Reyes' DNA matched evidence collected at the crime scene, prompting Judge Charles J. Tejada of the New York State Supreme Court to grant a motion to vacate the Central Park Five's convictions. In 2014, the five men sued the city of New York in a civil lawsuit. The city agreed to a settlement worth $41 million.

In 2016, the men were awarded an additional $3.9 million in a settlement by the New York State Court of Claims.

What is Trump's history with the Central Park Five?

The attack on Meili sparked widespread outrage and anger: she was found naked and gagged, her skull so badly fractured that her left eye had slipped out of its socket.

While the media frantically focused on the case, Trump published full-page, 600-word ads with his signature in the New York Times, the Daily News, the New York Post and New York Newsday advocating for the reinstatement of the death penalty pronounced.

The ads were titled: “Bring Back the Death Penalty.” Bring Back Our Police!”

The ads said: “I want to hate these highwaymen and murderers. They should be forced to suffer, and if they kill, they should be executed for their crimes.

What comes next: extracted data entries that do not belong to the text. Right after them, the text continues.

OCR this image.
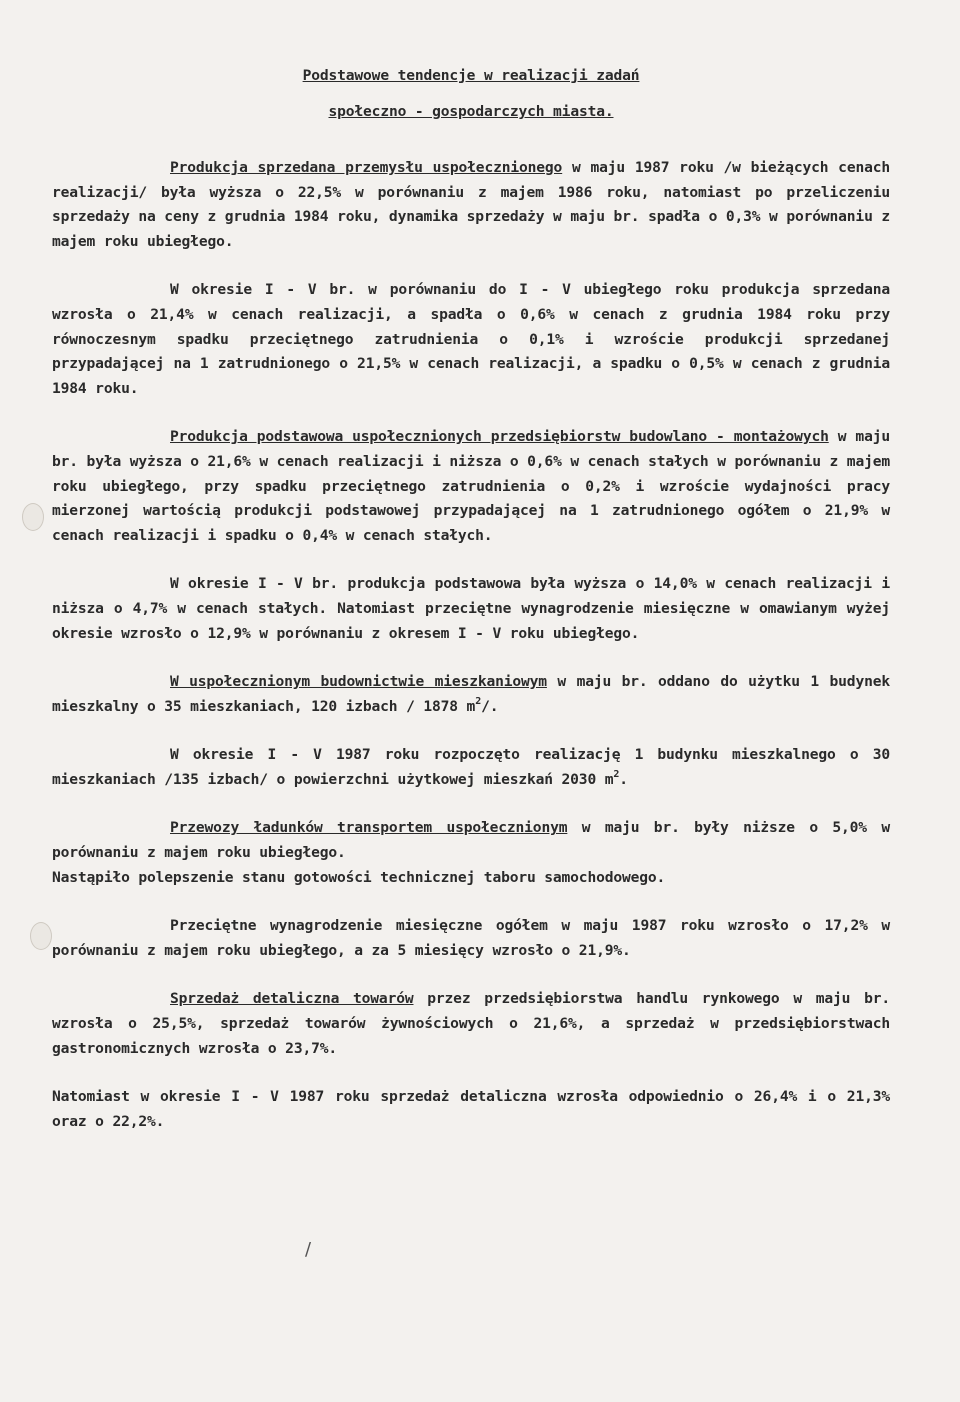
Podstawowe tendencje w realizacji zadań
społeczno - gospodarczych miasta.

Produkcja sprzedana przemysłu uspołecznionego w maju 1987 roku /w bieżących cenach realizacji/ była wyższa o 22,5% w porównaniu z majem 1986 roku, natomiast po przeliczeniu sprzedaży na ceny z grudnia 1984 roku, dynamika sprzedaży w maju br. spadła o 0,3% w porównaniu z majem roku ubiegłego.

W okresie I - V br. w porównaniu do I - V ubiegłego roku produkcja sprzedana wzrosła o 21,4% w cenach realizacji, a spadła o 0,6% w cenach z grudnia 1984 roku przy równoczesnym spadku przeciętnego zatrudnienia o 0,1% i wzroście produkcji sprzedanej przypadającej na 1 zatrudnionego o 21,5% w cenach realizacji, a spadku o 0,5% w cenach z grudnia 1984 roku.

Produkcja podstawowa uspołecznionych przedsiębiorstw budowlano - montażowych w maju br. była wyższa o 21,6% w cenach realizacji i niższa o 0,6% w cenach stałych w porównaniu z majem roku ubiegłego, przy spadku przeciętnego zatrudnienia o 0,2% i wzroście wydajności pracy mierzonej wartością produkcji podstawowej przypadającej na 1 zatrudnionego ogółem o 21,9% w cenach realizacji i spadku o 0,4% w cenach stałych.

W okresie I - V br. produkcja podstawowa była wyższa o 14,0% w cenach realizacji i niższa o 4,7% w cenach stałych. Natomiast przeciętne wynagrodzenie miesięczne w omawianym wyżej okresie wzrosło o 12,9% w porównaniu z okresem I - V roku ubiegłego.

W uspołecznionym budownictwie mieszkaniowym w maju br. oddano do użytku 1 budynek mieszkalny o 35 mieszkaniach, 120 izbach / 1878 $m^2/$.

W okresie I - V 1987 roku rozpoczęto realizację 1 budynku mieszkalnego o 30 mieszkaniach /135 izbach/ o powierzchni użytkowej mieszkań 2030 $m^2$.

Przewozy ładunków transportem uspołecznionym w maju br. były niższe o 5,0% w porównaniu z majem roku ubiegłego.

Nastąpiło polepszenie stanu gotowości technicznej taboru samochodowego.

Przeciętne wynagrodzenie miesięczne ogółem w maju 1987 roku wzrosło o 17,2% w porównaniu z majem roku ubiegłego, a za 5 miesięcy wzrosło o 21,9%.

Sprzedaż detaliczna towarów przez przedsiębiorstwa handlu rynkowego w maju br. wzrosła o 25,5%, sprzedaż towarów żywnościowych o 21,6%, a sprzedaż w przedsiębiorstwach gastronomicznych wzrosła o 23,7%.

Natomiast w okresie I - V 1987 roku sprzedaż detaliczna wzrosła odpowiednio o 26,4% i o 21,3% oraz o 22,2%.

/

They must serve as role models so that others will think long and hard before committing a crime or act of violence.”

Despite the subsequent overturning of their convictions, Trump has never apologized for these ads.

How did Trump's campaign react to the new lawsuit?

Shanin Specter, an attorney for the plaintiffs, said in a statement that Trump's comments painted them “in a harmful false light and intentionally caused them emotional distress.”

But in a statement, Trump campaign spokesman Steven Cheung called the lawsuit “just another frivolous election interference lawsuit.” He claimed the lawsuit was aimed at “distracting the American people from Kamala Harris' dangerously liberal agenda and her failed campaign.”

“The frantic efforts of Lyin' Kamala's allies to interfere in the election are coming to nothing and President Trump is dominating as he marches to a historic victory for the American people on November 5th,” Cheung said, referring to the election date.

Could the lawsuit affect Trump's election campaign?

In the most recent presidential debate in September and at the Democratic National Convention in August, Harris and her supporters continued to target Trump over his positions on the Central Park Five.

At the DNC, civil rights activist Al Sharpton brought the Central Park Five on stage to speak out against Trump.

“He spent a small fortune on full-page ads calling for the execution of five innocent young teenagers,” Sharpton said, referring to the Central Park Five.

“Forty-Five wanted us no longer alive,” Yusef Salaam said at the DNC, referring to Trump, the nation’s 45th president. “Today we are exonerated because the actual perpetrator confessed and the DNA proved it. (Trump) still says he still stands by the original guilty verdict. He rejects scientific evidence instead of admitting he was wrong.”

In the September debate, Harris criticized Trump for the full-page ad he made in 1989

“Let us remember that this is the same person who took out a full-page ad in the New York Times calling for the execution of five innocent black and Latino boys, the Central Park Five. “I ran a full-page ad calling for her execution,” Harris said

“I think the American people want more, more than that,” Harris added.

Still, Trump has been polling at record highs among black voters for months — support that appears not to have been dampened by criticism from Harris and her campaign. Harris is also doing worse in the polls among Latinos than previous Democratic Party candidates.